FUNCTION ulong LCMapString(ulong Locale,ulong dwMapFlags,ref string lpSrcStr,ulong cchSrc,ref string lpDestStr,ulong cchDest) LIBRARY "kernel32.dll" ALIAS FOR "LCMapStringA"
end prototypes
type variables
constant long CP_ACP = 0 // default to ANSI code page
constant long CP_UTF8 = 65001 // default to UTF-8 code page
constant long MB_PRECOMPOSED = 1
end variables
forward prototypes
public function string of_jt_2_ft (string src)
public function string of_gb_to_unicode (string as_source)
public function string of_unicode_to_gb (string as_source)
public function string of_unicode_to_utf8 (string as)
private function string of_dec2hex (long al)

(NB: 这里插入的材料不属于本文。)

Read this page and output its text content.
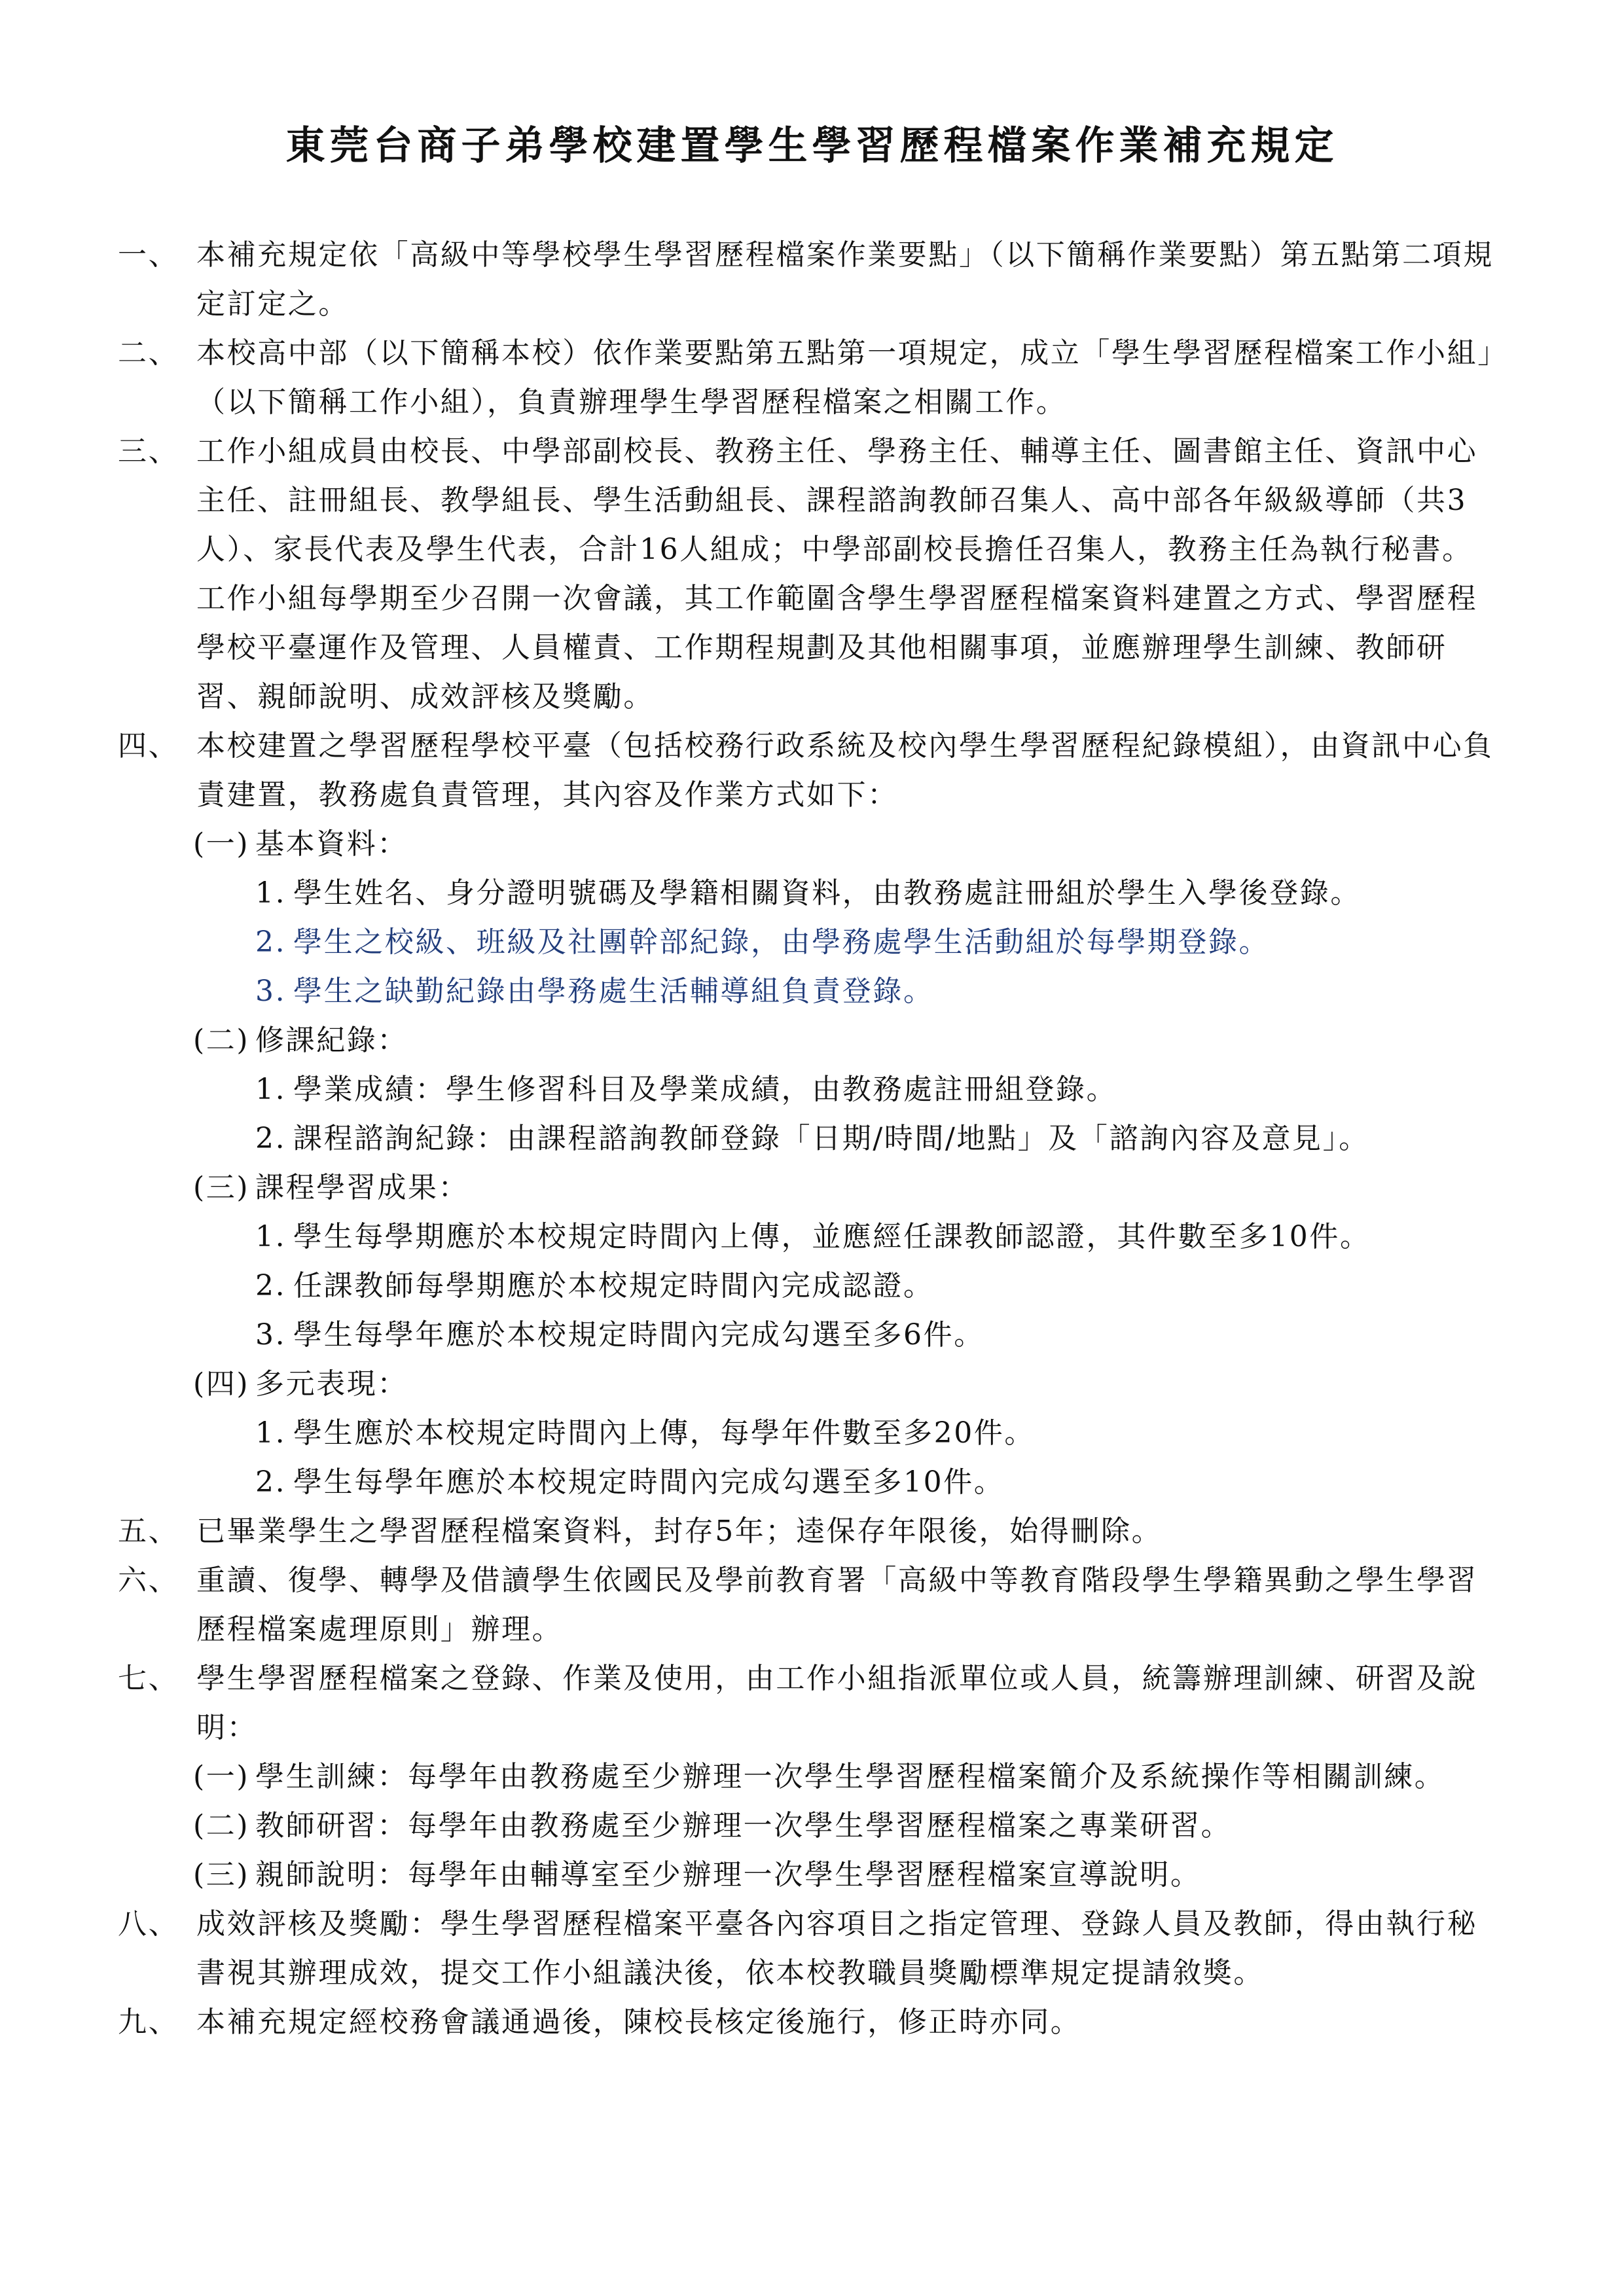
東莞台商子弟學校建置學生學習歷程檔案作業補充規定
一、 本補充規定依「高級中等學校學生學習歷程檔案作業要點」（以下簡稱作業要點）第五點第二項規定訂定之。
二、 本校高中部（以下簡稱本校）依作業要點第五點第一項規定，成立「學生學習歷程檔案工作小組」（以下簡稱工作小組），負責辦理學生學習歷程檔案之相關工作。
三、 工作小組成員由校長、中學部副校長、教務主任、學務主任、輔導主任、圖書館主任、資訊中心主任、註冊組長、教學組長、學生活動組長、課程諮詢教師召集人、高中部各年級級導師（共3人）、家長代表及學生代表，合計16人組成；中學部副校長擔任召集人，教務主任為執行秘書。
工作小組每學期至少召開一次會議，其工作範圍含學生學習歷程檔案資料建置之方式、學習歷程學校平臺運作及管理、人員權責、工作期程規劃及其他相關事項，並應辦理學生訓練、教師研習、親師說明、成效評核及獎勵。
四、 本校建置之學習歷程學校平臺（包括校務行政系統及校內學生學習歷程紀錄模組），由資訊中心負責建置，教務處負責管理，其內容及作業方式如下：
(一) 基本資料：
1. 學生姓名、身分證明號碼及學籍相關資料，由教務處註冊組於學生入學後登錄。
2. 學生之校級、班級及社團幹部紀錄，由學務處學生活動組於每學期登錄。
3. 學生之缺勤紀錄由學務處生活輔導組負責登錄。
(二) 修課紀錄：
1. 學業成績：學生修習科目及學業成績，由教務處註冊組登錄。
2. 課程諮詢紀錄：由課程諮詢教師登錄「日期/時間/地點」及「諮詢內容及意見」。
(三) 課程學習成果：
1. 學生每學期應於本校規定時間內上傳，並應經任課教師認證，其件數至多10件。
2. 任課教師每學期應於本校規定時間內完成認證。
3. 學生每學年應於本校規定時間內完成勾選至多6件。
(四) 多元表現：
1. 學生應於本校規定時間內上傳，每學年件數至多20件。
2. 學生每學年應於本校規定時間內完成勾選至多10件。
五、 已畢業學生之學習歷程檔案資料，封存5年；逵保存年限後，始得刪除。
六、 重讀、復學、轉學及借讀學生依國民及學前教育署「高級中等教育階段學生學籍異動之學生學習歷程檔案處理原則」辦理。
七、 學生學習歷程檔案之登錄、作業及使用，由工作小組指派單位或人員，統籌辦理訓練、研習及說明：
(一) 學生訓練：每學年由教務處至少辦理一次學生學習歷程檔案簡介及系統操作等相關訓練。
(二) 教師研習：每學年由教務處至少辦理一次學生學習歷程檔案之專業研習。
(三) 親師說明：每學年由輔導室至少辦理一次學生學習歷程檔案宣導說明。
八、 成效評核及獎勵：學生學習歷程檔案平臺各內容項目之指定管理、登錄人員及教師，得由執行秘書視其辦理成效，提交工作小組議決後，依本校教職員獎勵標準規定提請敘獎。
九、 本補充規定經校務會議通過後，陳校長核定後施行，修正時亦同。
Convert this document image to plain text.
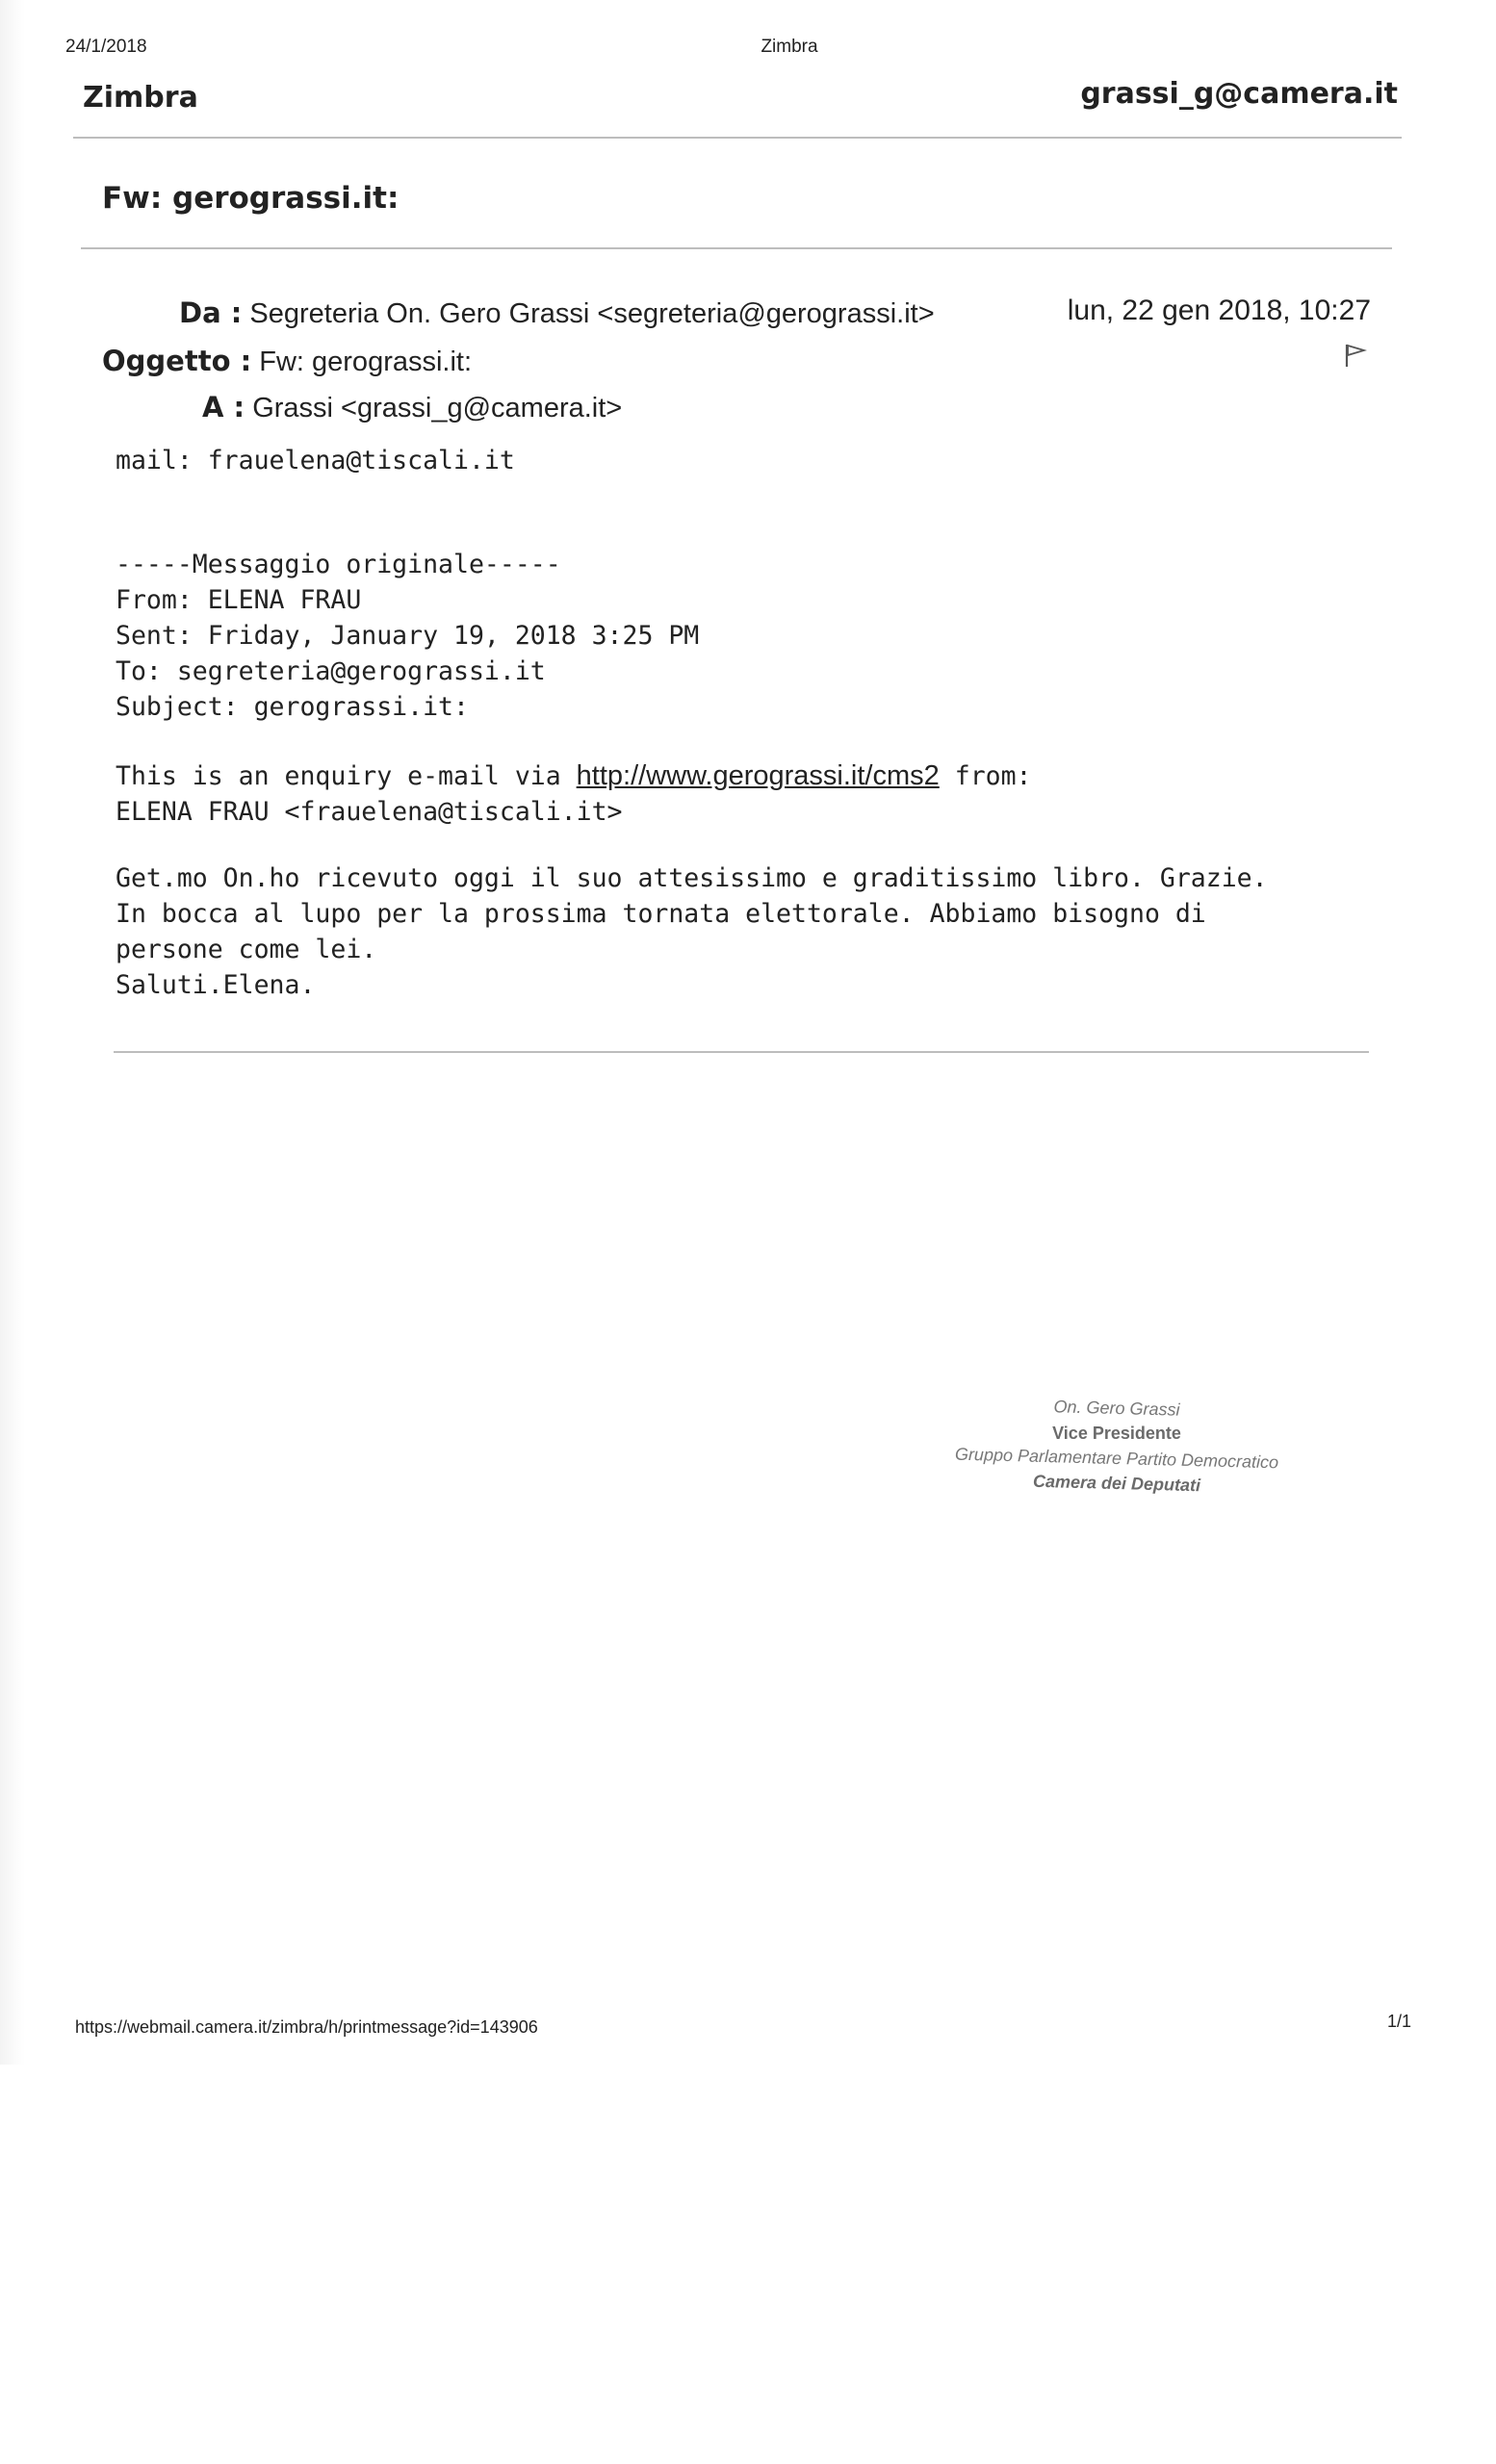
24/1/2018	Zimbra
Zimbra	grassi_g@camera.it
Fw: gerograssi.it:
Da : Segreteria On. Gero Grassi <segreteria@gerograssi.it>	lun, 22 gen 2018, 10:27
Oggetto : Fw: gerograssi.it:
A : Grassi <grassi_g@camera.it>
mail: frauelena@tiscali.it
-----Messaggio originale-----
From: ELENA FRAU
Sent: Friday, January 19, 2018 3:25 PM
To: segreteria@gerograssi.it
Subject: gerograssi.it:
This is an enquiry e-mail via http://www.gerograssi.it/cms2 from:
ELENA FRAU <frauelena@tiscali.it>
Get.mo On.ho ricevuto oggi il suo attesissimo e graditissimo libro. Grazie.
In bocca al lupo per la prossima tornata elettorale. Abbiamo bisogno di
persone come lei.
Saluti.Elena.
On. Gero Grassi
Vice Presidente
Gruppo Parlamentare Partito Democratico
Camera dei Deputati
https://webmail.camera.it/zimbra/h/printmessage?id=143906	1/1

private function long of_hex2dec (string as)
public function string of_uft8_to_unicode (string as)
public function string of_hex2bin (string s_hex)
public function string of_bin2hex (string s_binary)
public function string of_gb_to_utf8 (string as)
end prototypes
public function string of_jt_2_ft (string src);//Constant long LCMAP_TRADITIONAL_CHINESE=67108864
//Constant long LCMAP_SIMPLIFIED_CHINESE=33554432
//
string ls_target,ls_src
//string sn
//ulong un
//blob lb_blob
//long ll_len
//
//ls_src=src
//
//ll_len=len(ls_src)*2+1
//
//ls_target=space(ll_len)
//
//setnull(sn)
//setnull(un)
//
//LCMapString(2052,LCMAP_TRADITIONAL_CHINESE,ls_src,-1,ls_target,ll_len)
//MultiByteToWideChar (936, 0, ls_target, -1, lb_blob,ll_len)
//WideCharToMultiByte (950, 0, lb_blob, -1, ls_target,ll_len, sn,un)
return ls_target
end function
public function string of_gb_to_unicode (string as_source);//gb2312→unicode
STRING ls_Ret,ls_NULL,ls_tmp
Char lc_Data[]
LONG ll_Count,ll_Index,ll_Pos,ll_Len
BOOLEAN lb_UseDefault = FALSE
SetNULL(ls_NULL)
ls_tmp = lc_Data
//首先获取转换后返回串的长度
ll_Len = lenw(as_source) * 2
//分配空间
lc_Data = Space(ll_Len)
//获取转换后返回串内容
MultiByteToWideChar(936,0,as_source,-1,lc_Data,ll_Len)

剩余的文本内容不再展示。